Remember why this is called a notepad? Well, now is the time. 😉
To run some disk testing:
– quick tests (1 or a few minutes): smartctl -d ata -t short /dev/sda
– long tests (several hours, stops at first error): smartctl -d ata -t long /dev/sda
To read the results of said testings: smartctl -a /dev/sda
NB: usually smartctl is already installed on the distribution, but in case your provider ships a minimalist OS (this is the case of EUserv, for instance), you’ll need to install it yourself: simply run apt-get install smartmontools
.
Another testing tool (haven’t really used it yet): badblocks /dev/sda
To reassign a block (although as far as I tested, this doesn’t work on ext4):
dd if=/dev/zero of=/dev/sda1 bs=4096 count=1 seek=3778301
sync
(cf http://www.gra2.com/article.php/20041015232512624 for more boring/tedious details, notably on how to compute the “seek” position)
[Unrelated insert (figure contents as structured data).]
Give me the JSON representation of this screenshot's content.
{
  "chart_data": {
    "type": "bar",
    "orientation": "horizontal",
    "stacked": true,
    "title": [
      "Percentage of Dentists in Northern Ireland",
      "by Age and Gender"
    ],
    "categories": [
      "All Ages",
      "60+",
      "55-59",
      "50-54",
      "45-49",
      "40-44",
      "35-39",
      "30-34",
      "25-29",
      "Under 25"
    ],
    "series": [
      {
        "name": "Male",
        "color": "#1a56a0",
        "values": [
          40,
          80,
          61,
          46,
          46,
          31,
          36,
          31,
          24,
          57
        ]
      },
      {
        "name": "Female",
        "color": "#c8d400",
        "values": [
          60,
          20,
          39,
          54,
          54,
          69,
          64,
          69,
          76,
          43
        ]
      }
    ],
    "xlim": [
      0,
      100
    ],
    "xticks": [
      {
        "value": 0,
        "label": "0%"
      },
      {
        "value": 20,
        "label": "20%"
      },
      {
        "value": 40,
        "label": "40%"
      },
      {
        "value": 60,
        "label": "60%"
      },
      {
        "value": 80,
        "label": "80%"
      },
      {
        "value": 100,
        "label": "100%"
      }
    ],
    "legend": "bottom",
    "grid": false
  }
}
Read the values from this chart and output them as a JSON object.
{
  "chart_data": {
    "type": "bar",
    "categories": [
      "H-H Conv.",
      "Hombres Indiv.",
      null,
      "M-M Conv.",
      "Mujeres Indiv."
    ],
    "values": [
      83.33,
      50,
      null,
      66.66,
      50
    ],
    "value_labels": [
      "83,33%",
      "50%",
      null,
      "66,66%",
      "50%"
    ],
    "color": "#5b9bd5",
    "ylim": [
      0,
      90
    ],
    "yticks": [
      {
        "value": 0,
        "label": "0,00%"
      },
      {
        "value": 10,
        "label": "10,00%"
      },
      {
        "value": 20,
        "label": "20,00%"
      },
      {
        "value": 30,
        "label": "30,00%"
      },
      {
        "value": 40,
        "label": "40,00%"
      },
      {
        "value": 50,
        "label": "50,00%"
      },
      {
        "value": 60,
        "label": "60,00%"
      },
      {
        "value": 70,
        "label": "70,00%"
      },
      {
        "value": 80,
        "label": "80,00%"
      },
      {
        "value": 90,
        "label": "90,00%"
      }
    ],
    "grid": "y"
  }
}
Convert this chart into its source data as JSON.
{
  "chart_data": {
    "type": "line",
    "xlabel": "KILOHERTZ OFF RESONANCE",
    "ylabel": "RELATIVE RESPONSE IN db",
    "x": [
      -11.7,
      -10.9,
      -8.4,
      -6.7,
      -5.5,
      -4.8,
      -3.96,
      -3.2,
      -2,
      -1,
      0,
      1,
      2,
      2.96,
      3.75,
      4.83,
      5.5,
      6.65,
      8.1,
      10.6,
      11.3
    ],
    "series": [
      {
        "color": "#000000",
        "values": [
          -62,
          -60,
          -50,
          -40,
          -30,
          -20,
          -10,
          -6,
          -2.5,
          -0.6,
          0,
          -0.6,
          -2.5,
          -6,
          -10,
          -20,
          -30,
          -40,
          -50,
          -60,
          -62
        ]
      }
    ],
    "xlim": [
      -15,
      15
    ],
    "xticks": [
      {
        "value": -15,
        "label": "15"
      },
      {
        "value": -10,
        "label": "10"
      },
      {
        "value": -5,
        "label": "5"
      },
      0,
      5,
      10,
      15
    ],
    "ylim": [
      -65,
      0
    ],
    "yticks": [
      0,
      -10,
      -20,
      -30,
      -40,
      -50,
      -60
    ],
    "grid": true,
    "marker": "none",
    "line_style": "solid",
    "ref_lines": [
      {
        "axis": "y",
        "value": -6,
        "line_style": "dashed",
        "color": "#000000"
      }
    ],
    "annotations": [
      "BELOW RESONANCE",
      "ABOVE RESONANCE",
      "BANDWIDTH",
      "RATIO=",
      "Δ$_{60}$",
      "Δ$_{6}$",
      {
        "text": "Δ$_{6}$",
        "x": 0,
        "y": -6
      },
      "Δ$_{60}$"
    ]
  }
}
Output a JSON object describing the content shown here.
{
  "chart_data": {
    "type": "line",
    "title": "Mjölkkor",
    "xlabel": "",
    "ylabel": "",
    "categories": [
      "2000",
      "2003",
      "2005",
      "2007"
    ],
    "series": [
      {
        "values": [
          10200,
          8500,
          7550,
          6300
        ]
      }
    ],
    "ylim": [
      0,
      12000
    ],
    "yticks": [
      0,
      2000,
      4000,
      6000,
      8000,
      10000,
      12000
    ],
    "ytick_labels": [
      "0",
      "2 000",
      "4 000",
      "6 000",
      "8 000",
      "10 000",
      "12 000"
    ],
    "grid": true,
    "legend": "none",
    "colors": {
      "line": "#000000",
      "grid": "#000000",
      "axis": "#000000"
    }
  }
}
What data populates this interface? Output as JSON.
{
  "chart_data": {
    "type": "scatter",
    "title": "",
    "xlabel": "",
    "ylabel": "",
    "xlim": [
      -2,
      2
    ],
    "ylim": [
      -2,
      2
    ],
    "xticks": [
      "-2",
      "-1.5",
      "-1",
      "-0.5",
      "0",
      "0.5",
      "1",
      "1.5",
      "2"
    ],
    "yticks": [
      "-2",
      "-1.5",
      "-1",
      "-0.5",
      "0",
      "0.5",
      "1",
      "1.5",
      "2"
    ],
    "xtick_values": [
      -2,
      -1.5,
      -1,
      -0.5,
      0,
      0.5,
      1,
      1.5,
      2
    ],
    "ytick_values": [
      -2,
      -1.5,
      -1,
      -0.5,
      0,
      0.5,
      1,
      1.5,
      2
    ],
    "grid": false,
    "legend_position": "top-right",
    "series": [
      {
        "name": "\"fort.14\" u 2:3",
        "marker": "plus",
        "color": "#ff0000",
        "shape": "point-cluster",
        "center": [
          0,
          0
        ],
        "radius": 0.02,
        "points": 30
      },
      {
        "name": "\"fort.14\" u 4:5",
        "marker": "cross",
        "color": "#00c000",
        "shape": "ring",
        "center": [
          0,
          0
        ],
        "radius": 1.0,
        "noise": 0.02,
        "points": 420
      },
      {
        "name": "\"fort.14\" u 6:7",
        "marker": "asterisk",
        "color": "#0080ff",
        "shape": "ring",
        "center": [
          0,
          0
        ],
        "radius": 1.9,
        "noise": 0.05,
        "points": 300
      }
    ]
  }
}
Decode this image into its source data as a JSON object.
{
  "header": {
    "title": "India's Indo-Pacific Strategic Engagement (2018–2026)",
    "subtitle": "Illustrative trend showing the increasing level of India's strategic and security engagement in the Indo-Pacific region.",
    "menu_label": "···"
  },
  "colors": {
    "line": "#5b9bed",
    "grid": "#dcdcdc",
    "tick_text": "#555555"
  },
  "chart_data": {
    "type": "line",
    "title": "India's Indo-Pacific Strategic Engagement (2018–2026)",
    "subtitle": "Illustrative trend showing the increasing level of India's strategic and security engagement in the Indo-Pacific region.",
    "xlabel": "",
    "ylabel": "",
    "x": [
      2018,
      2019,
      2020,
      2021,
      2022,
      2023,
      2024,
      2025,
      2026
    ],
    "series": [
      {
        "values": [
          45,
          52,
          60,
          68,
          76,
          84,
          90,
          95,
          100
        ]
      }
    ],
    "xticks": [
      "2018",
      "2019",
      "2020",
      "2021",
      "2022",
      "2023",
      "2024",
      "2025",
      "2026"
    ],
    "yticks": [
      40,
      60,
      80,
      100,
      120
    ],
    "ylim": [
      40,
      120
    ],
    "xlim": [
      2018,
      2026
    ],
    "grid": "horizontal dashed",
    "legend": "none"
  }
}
Apparently, hdparm can be used to write to arbitrary sectors too, cf http://serverfault.com/questions/461203/how-to-use-hdparm-to-fix-a-pending-sector.
Finally a great combo to erase empty space on a partition, although this probably shouldn’t be used on a live machine because it will fill up the partition with a huge, random file, beore overwriting it several times:
dd if=/dev/urandom of=/some/file.name bs=4M
shred -uvz -n 7 /some/file.name
Source for this combo.
Note that /dev/urandom can be very slow on a cheap CPU, in which case it might be wiser to use /dev/zero as a source of data (since the file will be overwritten several times anyway). Check the documentation of shred, it’s interesting and short.